How High Can You Climb?

My brother's getting his Ph.D at Berkeley, so for the last few years, we've taken west coast vacations to visit him.  Washington was the winner this year, and since California and Oregon were last year's winners, I suppose it was a bit uncontested as far as the coastline goes.

It's a cross-country flight, and I'm notorious for my lack of sleep on/in moving objects so I brought along Peak by Roland Smith.  It's the Intermediate School's assigned summer reading, and since I work with some of those students, I figured I should probably read the book.  I knew students who had read it and didn't like it at all - just what I wanted to hear prior to boarding the first of two flights, totaling over 6 hours.

Holy cow!  If only every one of those kids who found the book not their cup of tea, to be polite, had been on my trip!  I teach reading, I focus on background knowledge and connections you can make to your own life while reading, I've read the research and know how important those things can be to a reader's understanding.  But never have I seen it in action quite like this.

Haven't read the book?  Here's the skinny: a teenager (Peak) gets caught scaling a skyscraper and ends up attempting to summit Mount Everest as a way to avoid juvie.  There's snow, there's ice, there's climbing.  I was vacationing at Mount Rainier.  There was snow, there was ice, there was climbing.  Okay, I didn't summit Mount Rainier, and maybe I didn't even climb above the 8000 ft mark, but let me tell you, I felt like I was living Peak's adventure, albeit a watered-down version.

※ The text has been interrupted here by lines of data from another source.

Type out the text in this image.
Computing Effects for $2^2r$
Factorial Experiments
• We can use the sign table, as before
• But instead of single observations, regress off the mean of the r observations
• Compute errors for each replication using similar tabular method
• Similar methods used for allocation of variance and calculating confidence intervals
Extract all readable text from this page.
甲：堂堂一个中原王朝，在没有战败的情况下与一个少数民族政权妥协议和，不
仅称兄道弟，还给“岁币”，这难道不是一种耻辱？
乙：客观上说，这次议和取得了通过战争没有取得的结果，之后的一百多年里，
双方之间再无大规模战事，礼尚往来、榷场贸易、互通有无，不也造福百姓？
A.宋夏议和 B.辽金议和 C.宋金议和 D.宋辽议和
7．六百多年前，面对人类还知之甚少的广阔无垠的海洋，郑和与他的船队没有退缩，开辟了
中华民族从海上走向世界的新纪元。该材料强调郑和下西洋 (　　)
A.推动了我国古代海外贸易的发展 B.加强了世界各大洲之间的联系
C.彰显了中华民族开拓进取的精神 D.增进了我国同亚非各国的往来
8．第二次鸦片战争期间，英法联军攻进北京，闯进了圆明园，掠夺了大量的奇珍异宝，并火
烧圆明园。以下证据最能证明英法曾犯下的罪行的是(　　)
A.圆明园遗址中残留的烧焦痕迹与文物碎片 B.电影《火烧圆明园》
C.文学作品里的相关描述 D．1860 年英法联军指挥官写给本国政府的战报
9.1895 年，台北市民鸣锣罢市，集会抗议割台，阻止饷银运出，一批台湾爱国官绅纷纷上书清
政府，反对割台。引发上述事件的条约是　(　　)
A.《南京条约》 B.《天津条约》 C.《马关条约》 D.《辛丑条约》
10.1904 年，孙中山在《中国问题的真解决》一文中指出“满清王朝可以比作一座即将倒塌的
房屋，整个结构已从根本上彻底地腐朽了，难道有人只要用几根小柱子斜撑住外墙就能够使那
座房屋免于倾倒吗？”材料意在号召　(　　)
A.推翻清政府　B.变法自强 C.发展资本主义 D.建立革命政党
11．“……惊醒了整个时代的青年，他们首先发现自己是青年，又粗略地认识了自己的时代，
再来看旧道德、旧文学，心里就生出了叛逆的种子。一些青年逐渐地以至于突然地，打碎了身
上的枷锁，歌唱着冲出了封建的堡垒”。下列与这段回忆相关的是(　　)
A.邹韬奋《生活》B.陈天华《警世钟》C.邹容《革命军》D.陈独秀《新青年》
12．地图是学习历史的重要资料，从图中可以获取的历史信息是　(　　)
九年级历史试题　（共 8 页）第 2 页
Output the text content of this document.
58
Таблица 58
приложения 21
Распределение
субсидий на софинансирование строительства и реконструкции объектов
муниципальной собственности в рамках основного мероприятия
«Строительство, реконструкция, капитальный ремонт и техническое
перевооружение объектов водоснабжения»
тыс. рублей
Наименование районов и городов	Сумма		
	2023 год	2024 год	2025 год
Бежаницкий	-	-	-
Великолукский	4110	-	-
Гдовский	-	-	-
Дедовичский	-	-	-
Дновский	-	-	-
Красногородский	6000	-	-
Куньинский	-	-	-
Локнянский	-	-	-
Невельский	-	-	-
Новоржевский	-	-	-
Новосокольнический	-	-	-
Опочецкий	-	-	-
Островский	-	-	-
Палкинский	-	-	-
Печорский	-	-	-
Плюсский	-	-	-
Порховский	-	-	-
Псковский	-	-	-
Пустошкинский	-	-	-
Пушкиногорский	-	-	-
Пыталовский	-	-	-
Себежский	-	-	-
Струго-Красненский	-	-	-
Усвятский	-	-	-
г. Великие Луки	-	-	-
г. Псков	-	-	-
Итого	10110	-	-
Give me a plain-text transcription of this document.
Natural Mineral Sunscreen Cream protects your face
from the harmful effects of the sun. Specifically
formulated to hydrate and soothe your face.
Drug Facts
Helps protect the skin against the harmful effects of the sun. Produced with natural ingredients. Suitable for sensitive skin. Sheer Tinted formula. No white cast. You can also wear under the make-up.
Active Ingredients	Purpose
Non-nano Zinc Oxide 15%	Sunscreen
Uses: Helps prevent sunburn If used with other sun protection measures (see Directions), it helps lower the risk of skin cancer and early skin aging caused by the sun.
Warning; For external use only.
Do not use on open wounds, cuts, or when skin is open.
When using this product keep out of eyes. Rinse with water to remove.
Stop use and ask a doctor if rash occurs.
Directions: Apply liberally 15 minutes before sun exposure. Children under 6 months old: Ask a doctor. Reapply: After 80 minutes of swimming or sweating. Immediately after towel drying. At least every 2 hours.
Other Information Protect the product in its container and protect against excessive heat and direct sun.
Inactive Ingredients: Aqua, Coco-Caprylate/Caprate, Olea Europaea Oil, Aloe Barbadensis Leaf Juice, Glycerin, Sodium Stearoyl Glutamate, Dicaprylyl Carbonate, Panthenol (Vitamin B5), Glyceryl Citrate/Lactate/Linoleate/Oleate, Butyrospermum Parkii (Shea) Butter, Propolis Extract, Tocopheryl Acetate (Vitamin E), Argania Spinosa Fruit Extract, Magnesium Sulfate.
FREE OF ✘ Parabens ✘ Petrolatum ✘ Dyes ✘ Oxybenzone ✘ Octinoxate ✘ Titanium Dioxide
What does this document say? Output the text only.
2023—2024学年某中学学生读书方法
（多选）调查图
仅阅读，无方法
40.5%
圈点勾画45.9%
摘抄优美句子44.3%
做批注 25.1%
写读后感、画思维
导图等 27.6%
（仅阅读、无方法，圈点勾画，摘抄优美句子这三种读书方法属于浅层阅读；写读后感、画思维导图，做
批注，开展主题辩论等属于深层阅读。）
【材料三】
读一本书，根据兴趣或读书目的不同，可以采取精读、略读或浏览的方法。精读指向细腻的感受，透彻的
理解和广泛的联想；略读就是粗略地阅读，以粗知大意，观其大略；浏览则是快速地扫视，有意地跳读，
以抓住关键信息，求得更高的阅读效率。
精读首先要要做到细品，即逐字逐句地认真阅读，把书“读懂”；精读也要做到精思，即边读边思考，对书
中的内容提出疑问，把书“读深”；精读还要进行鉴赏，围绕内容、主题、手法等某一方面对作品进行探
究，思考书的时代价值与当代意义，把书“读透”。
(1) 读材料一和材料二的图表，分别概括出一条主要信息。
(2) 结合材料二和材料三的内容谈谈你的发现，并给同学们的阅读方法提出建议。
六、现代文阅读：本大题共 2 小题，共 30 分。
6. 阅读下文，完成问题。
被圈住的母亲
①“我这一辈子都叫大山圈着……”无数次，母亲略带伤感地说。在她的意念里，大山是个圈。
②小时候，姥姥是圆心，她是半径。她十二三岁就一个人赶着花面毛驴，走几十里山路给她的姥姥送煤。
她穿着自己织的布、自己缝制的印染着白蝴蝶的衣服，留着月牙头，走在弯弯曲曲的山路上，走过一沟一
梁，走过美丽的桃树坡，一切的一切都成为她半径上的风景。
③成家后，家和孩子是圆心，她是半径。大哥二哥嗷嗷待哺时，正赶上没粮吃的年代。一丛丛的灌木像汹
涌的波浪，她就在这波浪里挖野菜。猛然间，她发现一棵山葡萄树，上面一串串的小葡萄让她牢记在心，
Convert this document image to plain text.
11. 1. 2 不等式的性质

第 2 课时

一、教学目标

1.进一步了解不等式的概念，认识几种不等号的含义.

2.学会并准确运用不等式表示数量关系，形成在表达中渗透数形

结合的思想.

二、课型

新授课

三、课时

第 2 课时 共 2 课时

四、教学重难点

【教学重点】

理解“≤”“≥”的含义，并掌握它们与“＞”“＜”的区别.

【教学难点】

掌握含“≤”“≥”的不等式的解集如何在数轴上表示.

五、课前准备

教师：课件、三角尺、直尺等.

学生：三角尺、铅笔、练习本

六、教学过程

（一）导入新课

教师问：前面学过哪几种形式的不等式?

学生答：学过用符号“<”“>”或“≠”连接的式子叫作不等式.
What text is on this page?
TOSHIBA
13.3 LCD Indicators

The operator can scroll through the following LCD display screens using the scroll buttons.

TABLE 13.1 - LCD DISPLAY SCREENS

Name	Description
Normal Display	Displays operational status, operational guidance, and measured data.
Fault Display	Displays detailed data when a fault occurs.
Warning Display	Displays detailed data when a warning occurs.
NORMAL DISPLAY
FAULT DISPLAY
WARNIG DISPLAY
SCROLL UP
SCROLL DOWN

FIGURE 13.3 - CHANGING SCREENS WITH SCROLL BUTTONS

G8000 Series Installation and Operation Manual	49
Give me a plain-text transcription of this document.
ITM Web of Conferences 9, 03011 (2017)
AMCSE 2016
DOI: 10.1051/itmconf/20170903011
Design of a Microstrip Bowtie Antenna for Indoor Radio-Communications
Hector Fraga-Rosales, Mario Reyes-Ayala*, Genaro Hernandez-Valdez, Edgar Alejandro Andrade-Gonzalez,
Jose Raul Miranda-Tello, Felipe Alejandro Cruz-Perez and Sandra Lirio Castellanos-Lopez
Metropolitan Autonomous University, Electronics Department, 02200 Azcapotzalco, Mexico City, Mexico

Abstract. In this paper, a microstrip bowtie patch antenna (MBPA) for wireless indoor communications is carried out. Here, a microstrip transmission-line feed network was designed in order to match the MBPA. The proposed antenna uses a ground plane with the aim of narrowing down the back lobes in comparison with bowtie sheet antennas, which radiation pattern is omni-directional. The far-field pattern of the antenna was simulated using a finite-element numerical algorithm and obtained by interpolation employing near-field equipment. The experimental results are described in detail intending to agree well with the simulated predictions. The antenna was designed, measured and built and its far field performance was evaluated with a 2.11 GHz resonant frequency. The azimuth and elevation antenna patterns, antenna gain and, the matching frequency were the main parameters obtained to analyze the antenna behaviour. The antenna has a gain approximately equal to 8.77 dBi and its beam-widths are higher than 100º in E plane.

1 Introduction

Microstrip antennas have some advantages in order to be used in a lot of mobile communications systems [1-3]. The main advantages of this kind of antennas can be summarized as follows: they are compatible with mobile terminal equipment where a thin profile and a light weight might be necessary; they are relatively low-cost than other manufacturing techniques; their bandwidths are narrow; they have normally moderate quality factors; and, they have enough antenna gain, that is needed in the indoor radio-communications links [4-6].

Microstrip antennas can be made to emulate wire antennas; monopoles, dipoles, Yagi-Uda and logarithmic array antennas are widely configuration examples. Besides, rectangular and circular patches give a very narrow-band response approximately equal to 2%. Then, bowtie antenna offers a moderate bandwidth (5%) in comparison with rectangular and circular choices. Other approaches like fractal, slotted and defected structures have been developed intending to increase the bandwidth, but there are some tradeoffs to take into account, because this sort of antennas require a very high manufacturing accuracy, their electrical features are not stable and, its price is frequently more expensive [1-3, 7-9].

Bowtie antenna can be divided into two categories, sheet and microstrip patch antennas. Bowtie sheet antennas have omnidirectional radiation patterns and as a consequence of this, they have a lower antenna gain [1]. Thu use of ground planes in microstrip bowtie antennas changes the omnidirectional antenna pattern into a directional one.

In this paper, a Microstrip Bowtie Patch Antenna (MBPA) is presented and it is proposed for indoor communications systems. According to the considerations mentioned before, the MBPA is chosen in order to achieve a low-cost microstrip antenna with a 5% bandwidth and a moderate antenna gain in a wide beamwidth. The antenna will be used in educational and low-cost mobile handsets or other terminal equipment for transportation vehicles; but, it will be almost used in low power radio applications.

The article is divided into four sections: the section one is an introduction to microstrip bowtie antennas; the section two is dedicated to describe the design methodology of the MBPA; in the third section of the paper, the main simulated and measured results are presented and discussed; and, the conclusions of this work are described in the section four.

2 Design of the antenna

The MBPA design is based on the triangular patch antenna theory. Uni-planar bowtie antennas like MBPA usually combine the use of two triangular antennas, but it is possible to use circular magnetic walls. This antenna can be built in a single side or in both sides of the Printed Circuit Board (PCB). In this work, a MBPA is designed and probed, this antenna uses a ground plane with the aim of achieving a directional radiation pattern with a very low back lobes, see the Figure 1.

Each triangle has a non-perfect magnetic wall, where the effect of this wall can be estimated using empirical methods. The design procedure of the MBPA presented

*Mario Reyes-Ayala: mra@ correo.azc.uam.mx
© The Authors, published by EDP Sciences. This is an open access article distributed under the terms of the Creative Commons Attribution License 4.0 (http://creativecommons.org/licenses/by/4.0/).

Here's my personal Mount Everest:
Okay, not really.  That was through one of those park-owned telescopes.  But it certainly helped me imagine what the summit of Mount Everest would look like if you were preparing to climb it.

Here's my climb:
Those little dots are "serious" hikers, complete with hiking poles, hiking clothes, and real crampons (not the $15 rentals we had that looked like short, fat water skis that swallowed something spiky).  This doesn't look so steep from where you are on your couch, but trust me, it was!

This is my brother, patiently waiting for the rest of us to make our way up to the top of Panorama Point.  Notice how well we dressed for the trek.  Then compare the angle of the people to the angle of the mountain - I told you it was steep!

Getting up was one thing, down completely another!  There's a glissade (luge minus the sled) for those more experienced climbers (i.e. not me).  Then there's the good old-fashioned "use your poles and slowly hike down."  We opted for #3.  Sit on your butt and bump your way down everyone else's foot-holes.  It wasn't as fast as the real glissade, and probably a bit drier than a 10-minute "sit and scoot" in jeans, but I made it down in one piece.

Long story short, I loved the book!  While my trip wasn't quite as intense (no one developed HAPE or had to be carried down the mountain, fingers crossed that they'd survive), the vacation definitely made the book that much more exciting, and vice versa.  Looking to make your book more interactive?  Travel with it!